Dubai Airports organised the event to promote the adoption of clean energy and highlight the positive impact of electric and hybrid vehicles in achieving energy efficiency and reducing overall carbon emissions.
Dutch campaigner Wiebe Wakker is driving his electric car from the Netherlands to Australia as part of his project Plug Me In to promote sustainable ideas and popularise electric vehicles.
Wakker had already driven through 22 countries before arriving in Dubai for the event, which aimed to raise passenger awareness of the environmental benefits of cleaner technology. To pique their interest, three electric vehicles were on display at DXB.
“Dubai Airports is committed to supporting Dubai’s vision to reduce [its] carbon footprint and adopt cleaner technologies for an environmentally sustainable future,” said Michael Ibbitson, executive vice president – technology & infrastructure at Dubai Airports.
“The green mobility initiative, launched as part of the Dubai Plan 2021, identifies the deployment of electric and hybrid vehicles as a potential approach to achieving sustainability targets and help Dubai emerge as a smart integrated city. The green mobility event was aimed at creating awareness about and adding to the increasing popularity of electric and hybrid vehicles.”

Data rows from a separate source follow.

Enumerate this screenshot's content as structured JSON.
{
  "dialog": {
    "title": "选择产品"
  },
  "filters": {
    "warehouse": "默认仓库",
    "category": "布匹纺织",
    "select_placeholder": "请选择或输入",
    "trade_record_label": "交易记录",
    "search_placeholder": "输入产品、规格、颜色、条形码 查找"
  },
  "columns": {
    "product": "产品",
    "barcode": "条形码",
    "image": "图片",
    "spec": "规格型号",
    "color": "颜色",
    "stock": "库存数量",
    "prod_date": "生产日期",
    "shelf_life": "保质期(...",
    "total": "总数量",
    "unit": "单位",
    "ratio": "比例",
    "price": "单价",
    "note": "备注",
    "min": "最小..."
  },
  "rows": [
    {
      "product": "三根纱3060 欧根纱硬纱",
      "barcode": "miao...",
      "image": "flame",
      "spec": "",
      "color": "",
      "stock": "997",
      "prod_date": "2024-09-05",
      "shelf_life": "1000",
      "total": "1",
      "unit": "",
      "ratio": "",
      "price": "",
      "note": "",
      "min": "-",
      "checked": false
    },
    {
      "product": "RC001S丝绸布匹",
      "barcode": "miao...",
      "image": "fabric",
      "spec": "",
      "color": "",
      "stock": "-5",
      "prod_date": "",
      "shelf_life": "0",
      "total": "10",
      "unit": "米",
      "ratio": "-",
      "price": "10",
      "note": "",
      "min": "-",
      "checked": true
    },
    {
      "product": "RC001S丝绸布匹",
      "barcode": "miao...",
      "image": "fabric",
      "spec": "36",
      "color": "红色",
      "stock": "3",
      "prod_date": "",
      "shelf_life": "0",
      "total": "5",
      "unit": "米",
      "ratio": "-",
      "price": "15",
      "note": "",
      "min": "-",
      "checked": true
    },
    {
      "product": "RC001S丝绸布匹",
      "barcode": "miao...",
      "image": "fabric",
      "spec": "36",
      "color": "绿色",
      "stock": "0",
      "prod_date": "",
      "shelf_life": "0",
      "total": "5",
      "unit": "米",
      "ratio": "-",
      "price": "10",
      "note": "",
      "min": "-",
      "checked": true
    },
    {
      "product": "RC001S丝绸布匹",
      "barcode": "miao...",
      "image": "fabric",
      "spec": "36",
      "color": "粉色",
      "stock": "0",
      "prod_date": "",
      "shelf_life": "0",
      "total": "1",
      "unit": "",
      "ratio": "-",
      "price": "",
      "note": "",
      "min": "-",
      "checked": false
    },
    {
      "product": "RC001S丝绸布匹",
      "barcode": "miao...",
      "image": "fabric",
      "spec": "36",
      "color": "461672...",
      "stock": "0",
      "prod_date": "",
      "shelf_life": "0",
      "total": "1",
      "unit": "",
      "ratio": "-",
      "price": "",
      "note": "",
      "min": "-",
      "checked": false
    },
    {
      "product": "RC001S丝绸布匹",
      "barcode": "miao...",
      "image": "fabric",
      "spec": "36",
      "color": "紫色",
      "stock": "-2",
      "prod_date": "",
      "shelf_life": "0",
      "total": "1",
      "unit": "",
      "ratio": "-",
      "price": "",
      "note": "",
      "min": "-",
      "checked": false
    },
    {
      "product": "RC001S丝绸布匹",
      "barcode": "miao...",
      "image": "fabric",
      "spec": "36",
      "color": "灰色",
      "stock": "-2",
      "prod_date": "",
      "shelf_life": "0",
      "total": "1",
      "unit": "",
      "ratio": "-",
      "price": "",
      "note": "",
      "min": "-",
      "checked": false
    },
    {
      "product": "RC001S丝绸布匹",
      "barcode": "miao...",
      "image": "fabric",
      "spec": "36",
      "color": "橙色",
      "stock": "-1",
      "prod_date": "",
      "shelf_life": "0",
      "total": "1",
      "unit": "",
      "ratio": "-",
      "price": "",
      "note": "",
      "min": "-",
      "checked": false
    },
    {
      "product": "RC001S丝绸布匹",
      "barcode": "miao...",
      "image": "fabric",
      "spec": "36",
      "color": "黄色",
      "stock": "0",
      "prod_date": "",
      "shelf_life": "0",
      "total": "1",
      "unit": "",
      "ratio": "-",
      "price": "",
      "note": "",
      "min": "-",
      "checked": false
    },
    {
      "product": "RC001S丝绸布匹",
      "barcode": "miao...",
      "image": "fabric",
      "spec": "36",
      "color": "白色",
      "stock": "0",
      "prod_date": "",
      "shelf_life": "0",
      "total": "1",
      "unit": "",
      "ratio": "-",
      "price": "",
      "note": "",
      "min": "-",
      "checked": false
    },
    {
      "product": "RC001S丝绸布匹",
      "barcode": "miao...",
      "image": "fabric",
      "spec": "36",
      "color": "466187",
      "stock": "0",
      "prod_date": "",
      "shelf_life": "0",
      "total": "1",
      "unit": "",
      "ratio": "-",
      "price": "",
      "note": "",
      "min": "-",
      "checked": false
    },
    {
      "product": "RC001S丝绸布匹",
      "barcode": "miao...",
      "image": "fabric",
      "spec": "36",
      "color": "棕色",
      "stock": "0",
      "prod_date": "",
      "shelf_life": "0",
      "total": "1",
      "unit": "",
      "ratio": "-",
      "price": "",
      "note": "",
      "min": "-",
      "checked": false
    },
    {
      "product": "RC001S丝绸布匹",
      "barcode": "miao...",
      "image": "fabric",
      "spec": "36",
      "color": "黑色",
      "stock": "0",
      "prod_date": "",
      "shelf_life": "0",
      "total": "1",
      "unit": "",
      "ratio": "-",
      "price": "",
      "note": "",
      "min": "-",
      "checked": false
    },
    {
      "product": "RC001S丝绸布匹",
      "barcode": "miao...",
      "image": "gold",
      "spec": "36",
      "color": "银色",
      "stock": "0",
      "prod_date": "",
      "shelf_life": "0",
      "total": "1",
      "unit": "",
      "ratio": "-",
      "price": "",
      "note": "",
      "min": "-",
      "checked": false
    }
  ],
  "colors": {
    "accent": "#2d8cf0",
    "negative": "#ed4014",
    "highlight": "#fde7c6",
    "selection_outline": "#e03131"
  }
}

He added: “We are already helping to promote hybrid vehicles with two fully operational charging stations at DXB Terminals 1, 2 and at Dubai World Central while more stations are under planning.”
The overall Dubai target for the share of hybrid and EVs is at least 2 percent penetration rate by 2020 and 10 percent by 2030 of total vehicles registered in Dubai.
This target is in line with international benchmarks and would result in estimated fuel savings of about 3 billion litres or 5 percent of total consumption by 2030.